Nous avons constaté une dérive depuis deux ans avec la volonté manifeste d'un clan d'accaparer tous les pouvoirs. Je ne suis pas seul à le dire. L'Union européenne l'a écrit dans un rapport. Parce que nous avons soutenu Alassane Ouattara sur une promesse de réconciliation, d'apaisement et de développement, nous avons le devoir de faire l'inventaire de ses deux mandats. Le bilan est extrêmement décevant : dérive autoritaire du régime, centralisation des pouvoirs, attributions des marchés publics à un clan, corruption qui gangrène la confiance, et maintenant fuite en avant aussi, avec ce gouvernement pléthorique.
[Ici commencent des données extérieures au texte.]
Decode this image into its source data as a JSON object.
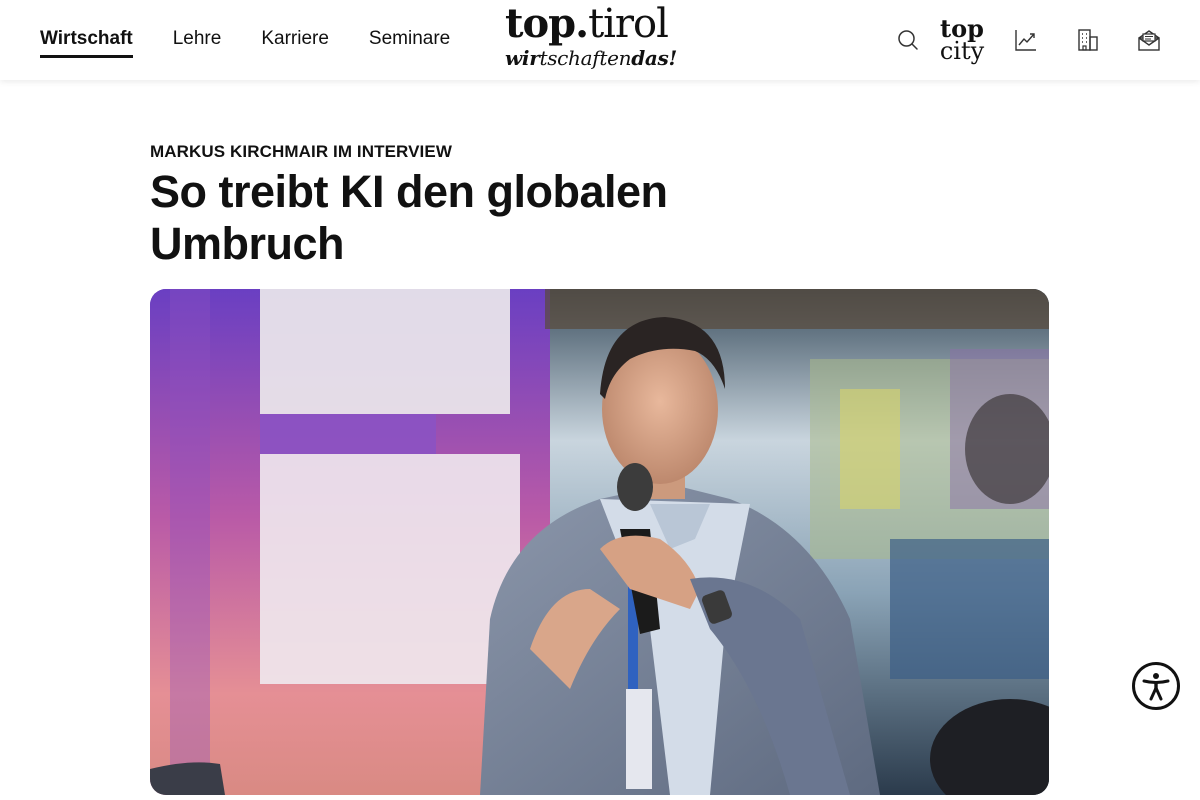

Et pendant ce temps, un peuple ivoirien qui ne voit jamais venir les fruits d'une croissance inexploitée, des chiffres qui font mal avec un indice de développement humain très très bas : une espérance de vie de 53 ans, 47% de la population en dessous du seuil de pauvreté, des jeunes qui se rêvent un avenir meilleur en exil et s'engouffrent sur ces embarcations mortifères vers des pays qui ne les désirent pas… Quelle image renvoyons-nous au monde ? Ce n'est pas cela la Côte d'Ivoire. Je ne me reconnais pas dans une politique qui laisse tant d'Ivoiriens au bord de la route. Il faut refaire de notre pays, notre terre d'espérance ! Ces dernières semaines, j'ai suivi avec écœurement cette incroyable instrumentalisation des obsèques de DJ Arafat. J'y ai vu une pitoyable tentative d'exploiter la popularité d'une star, certes immense, certes aimée, mais qui ne peut en aucune façon être érigée en modèle pour notre jeunesse par le pouvoir politique. Il y a la réussite, il y a aussi les valeurs ! Et puis, il est trop facile de s'abriter derrière une réussite individuelle pour dissimuler notre échec collectif à élever nos enfants.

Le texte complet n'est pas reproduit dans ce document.